Ms. Lane's Personal Statement:
What can I bring to your organization? If you are looking for a solid regulatory affairs professional with 16+ years’ experience who can chart a regulatory path for an early design concept or help bring an abandoned project back to life and achieve rapid worldwide regulatory approvals, look no further. Interfacing and negotiating with regulatory agencies should never be a barrier to any company’s success. A strong regulatory professional is unafraid of the unfamiliar, can succinctly propose a solid strategy to regulatory agencies, develop and maintain a trusting relationship with agencies by establishing an ongoing dialog of substance, collaborate with engineering, quality and marketing groups to help harmonize design and marketing goals, write compelling submissions and, of utmost importance, obtain the desired regulatory approvals. Experience highlights are:
- Authored over 175+ FDA 510(k), IDE and PMA submissions, supplements and reports with experience in generating up to 8 submissions per week.
- Specialty areas include: cardiovascular/vascular/neurovascular devices, dental devices, endovascular devices, drug/device combination products, human tissue products, IVDs, HCT/Ps, injection devices, medical device software, SaMD, Cybersecurity, AI-enabled devices, medical imaging devices, orthopedic devices and spinal devices.

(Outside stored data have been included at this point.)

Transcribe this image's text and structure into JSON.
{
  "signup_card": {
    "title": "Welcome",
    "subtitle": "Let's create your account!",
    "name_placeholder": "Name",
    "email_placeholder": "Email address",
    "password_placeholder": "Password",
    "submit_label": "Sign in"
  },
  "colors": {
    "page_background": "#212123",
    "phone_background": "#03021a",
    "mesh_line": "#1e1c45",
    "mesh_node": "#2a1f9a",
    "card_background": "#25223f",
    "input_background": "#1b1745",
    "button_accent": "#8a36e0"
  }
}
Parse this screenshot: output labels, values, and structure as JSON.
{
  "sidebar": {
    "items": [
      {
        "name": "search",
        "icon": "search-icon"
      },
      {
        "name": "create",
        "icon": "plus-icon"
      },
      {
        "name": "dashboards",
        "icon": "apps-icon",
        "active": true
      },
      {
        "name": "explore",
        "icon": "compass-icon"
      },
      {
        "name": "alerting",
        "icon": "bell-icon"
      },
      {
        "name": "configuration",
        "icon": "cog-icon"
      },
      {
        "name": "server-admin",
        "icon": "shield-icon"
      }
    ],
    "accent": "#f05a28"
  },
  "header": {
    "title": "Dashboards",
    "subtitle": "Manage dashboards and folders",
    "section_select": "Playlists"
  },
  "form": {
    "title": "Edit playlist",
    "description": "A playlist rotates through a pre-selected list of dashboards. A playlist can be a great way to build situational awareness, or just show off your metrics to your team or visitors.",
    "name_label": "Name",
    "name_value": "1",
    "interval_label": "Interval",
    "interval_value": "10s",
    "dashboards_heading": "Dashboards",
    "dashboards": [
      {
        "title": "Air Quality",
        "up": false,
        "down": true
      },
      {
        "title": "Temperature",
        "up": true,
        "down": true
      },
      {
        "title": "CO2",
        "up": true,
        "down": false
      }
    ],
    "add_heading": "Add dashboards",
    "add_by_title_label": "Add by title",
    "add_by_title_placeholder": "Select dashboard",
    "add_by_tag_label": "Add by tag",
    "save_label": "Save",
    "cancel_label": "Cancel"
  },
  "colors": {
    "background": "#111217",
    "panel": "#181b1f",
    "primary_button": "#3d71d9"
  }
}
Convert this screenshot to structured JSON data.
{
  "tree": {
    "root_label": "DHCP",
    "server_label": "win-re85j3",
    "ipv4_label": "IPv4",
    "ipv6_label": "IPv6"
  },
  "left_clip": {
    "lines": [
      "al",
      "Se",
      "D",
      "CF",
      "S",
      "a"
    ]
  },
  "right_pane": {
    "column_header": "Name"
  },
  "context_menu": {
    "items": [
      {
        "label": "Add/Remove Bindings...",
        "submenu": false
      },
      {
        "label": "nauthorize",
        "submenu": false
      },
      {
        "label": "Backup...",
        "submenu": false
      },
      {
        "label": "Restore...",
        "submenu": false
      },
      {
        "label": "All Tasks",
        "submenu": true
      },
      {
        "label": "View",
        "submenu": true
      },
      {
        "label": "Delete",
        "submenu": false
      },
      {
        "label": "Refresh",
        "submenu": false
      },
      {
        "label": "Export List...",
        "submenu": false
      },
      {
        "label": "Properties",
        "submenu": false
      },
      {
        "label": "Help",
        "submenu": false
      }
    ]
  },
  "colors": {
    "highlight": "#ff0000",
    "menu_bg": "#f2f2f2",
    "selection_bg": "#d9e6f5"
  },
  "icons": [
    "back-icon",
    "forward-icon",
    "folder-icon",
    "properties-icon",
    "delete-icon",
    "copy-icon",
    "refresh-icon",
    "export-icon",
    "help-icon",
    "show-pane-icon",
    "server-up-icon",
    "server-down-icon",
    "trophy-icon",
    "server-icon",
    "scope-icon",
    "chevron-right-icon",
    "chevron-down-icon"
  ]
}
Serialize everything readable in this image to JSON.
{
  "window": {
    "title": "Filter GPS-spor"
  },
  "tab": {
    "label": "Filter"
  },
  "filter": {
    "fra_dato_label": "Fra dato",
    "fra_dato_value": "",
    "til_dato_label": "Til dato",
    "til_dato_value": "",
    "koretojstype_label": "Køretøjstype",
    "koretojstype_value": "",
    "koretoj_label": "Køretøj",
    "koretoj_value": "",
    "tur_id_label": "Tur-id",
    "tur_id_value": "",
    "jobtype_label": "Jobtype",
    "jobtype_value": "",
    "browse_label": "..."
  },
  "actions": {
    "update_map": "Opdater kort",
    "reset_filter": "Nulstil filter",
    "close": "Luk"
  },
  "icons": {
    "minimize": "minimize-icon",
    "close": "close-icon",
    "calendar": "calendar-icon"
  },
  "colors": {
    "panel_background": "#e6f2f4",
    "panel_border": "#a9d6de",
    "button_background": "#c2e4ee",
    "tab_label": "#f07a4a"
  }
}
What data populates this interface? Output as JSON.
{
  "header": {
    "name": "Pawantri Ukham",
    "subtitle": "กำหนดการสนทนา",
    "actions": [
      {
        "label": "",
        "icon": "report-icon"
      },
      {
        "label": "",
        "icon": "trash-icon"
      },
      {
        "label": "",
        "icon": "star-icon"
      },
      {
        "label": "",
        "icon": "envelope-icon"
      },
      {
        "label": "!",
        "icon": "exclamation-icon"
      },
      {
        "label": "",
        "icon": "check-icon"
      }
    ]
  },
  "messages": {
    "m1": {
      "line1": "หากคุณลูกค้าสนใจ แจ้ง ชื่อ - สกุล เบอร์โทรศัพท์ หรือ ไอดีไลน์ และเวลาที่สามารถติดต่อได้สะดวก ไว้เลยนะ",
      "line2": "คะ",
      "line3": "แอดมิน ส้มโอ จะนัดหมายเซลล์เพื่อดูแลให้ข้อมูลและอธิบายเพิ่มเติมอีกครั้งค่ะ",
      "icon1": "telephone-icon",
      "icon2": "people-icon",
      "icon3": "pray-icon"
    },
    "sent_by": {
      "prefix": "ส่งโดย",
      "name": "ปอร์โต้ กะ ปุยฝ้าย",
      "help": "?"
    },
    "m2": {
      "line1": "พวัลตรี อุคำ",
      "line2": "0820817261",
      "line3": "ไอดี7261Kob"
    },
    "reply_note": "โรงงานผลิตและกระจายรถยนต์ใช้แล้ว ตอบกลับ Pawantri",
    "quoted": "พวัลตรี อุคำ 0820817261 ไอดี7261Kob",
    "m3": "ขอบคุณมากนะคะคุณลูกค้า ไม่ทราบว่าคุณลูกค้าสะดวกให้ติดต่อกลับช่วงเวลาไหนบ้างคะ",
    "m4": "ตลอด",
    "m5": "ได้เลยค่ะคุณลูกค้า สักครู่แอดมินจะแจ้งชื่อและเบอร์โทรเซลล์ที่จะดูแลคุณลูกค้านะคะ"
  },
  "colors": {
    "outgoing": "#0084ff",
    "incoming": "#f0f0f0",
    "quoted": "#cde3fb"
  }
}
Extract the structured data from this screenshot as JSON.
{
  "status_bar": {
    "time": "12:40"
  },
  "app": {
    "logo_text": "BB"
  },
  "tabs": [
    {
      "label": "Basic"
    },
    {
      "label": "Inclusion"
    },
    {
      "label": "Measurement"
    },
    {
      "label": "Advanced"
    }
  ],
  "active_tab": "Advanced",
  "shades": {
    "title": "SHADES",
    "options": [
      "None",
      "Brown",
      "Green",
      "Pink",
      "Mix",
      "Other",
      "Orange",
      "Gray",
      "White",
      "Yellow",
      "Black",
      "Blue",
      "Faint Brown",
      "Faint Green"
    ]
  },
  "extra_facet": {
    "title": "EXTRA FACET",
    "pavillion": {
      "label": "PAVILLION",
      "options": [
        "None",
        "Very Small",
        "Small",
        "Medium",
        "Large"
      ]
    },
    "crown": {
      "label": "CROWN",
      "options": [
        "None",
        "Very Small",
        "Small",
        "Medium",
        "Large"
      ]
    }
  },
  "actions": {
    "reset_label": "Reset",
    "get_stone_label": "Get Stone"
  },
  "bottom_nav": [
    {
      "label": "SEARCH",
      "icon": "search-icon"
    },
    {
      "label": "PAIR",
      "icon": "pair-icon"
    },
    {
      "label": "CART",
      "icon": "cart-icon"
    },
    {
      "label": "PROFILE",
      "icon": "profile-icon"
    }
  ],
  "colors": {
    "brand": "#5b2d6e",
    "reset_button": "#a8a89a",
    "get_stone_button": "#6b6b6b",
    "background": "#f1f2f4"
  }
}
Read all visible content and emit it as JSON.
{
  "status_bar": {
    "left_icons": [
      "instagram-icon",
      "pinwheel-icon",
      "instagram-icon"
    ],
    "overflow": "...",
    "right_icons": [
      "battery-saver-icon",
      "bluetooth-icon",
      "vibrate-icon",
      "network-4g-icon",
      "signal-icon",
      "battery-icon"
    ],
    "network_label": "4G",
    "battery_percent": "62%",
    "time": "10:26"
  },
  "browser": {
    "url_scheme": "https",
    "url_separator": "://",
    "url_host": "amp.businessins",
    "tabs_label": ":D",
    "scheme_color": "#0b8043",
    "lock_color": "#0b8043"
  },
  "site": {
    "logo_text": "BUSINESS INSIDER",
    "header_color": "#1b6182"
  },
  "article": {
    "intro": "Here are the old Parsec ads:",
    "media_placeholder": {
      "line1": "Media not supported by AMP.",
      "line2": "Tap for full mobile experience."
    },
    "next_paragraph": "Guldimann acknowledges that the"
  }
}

- Wide range of negotiation skills -- from building relationshipes with FDA starting with early product development strategies for new technologies (breakthrough devices) to negotiating rapid approvals for line extension 510(k) and PMA devices.
- Extensive history in supporting new product development efforts and test protocol/report reviews, as well as early feasibility, feasibility and pivotal FDA investigational device exemption (IDE) clinical trials. Skills include and writing informed consent forms (ICF), study protocols, investigator brochures, instructions for use (IFU), adverse event reports and working rapidly with site coordinators to submit emergency use and compassionate use submissions.
- European Union regulatory expertise in interfacing with notified bodies and competent authorities, as well as researching and writing clinical evaluation reports (CERs), medicinal substance dossiers, design dossiers and technical files.
- International experience with the European Union, Australia, Canada, Brazil, Japan and China
- Background in consumer marketing and software systems, providing a unique understanding of how to quickly understand and align a regulatory strategy with marketing goals.